Research Methods and Procedures: Families of 78 obese youth (BMI z-score = 2.4; age, 8 to 16 years; 59% girls; 49% African-American) were compared with 71 non-overweight (BMI z-score = −0.02) demographically matched comparisons. Parents completed measures assessing family demographics, psychological distress (Symptom Checklist 90-Revised), and family functioning both broadly (Family Environment Scale: Conflicted, Support, Control) and at mealtimes (About Your Child's Eating-Revised: Mealtime Challenges, Positive Mealtime Interaction). Height and weight were obtained from all participants.

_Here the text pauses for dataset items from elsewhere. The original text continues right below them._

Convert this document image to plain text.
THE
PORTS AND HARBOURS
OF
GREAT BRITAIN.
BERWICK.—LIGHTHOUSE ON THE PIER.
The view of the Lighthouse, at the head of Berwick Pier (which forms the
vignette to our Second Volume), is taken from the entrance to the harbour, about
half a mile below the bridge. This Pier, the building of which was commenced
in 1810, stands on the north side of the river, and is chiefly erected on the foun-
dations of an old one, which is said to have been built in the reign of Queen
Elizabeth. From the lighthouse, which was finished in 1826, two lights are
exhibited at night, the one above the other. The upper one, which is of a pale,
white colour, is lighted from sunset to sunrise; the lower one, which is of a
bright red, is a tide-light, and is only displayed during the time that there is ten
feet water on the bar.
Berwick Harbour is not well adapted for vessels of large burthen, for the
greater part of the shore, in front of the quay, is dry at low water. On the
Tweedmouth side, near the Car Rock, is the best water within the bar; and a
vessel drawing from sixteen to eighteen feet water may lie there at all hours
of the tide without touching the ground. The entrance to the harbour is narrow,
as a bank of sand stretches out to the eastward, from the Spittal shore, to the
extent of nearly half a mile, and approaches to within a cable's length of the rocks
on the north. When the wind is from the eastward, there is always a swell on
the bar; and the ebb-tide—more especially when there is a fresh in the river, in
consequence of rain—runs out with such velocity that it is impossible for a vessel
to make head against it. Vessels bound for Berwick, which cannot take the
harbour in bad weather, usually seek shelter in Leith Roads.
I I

Results: Compared with mothers and fathers of non-overweight youth, parents of obese youth had significantly higher BMIs (p < 0.001). Mothers of obese youth reported significantly greater psychological distress (p < 0.01), higher family conflict (p < 0.05), and more mealtime challenges (p < 0.01). Less positive family mealtime interactions were reported by both mothers (p < 0.01) and fathers (p < 0.05) of obese youth. These group differences did not vary by child sex or race. Logistic regression analyses indicated that maternal distress and mealtime challenges discriminated between obese and non-overweight youth after controlling for maternal BMI. Family conflict was explained, in part, by maternal distress.
Discussion: Obese youth who present for treatment in a clinic setting are characterized by psychosocial factors at the parent and family level that differ from non-overweight youth. These data are critical because they identify factors that may be serving as barriers to a family's or youth's ability to implement healthy lifestyle behaviors but that are potentially modifiable.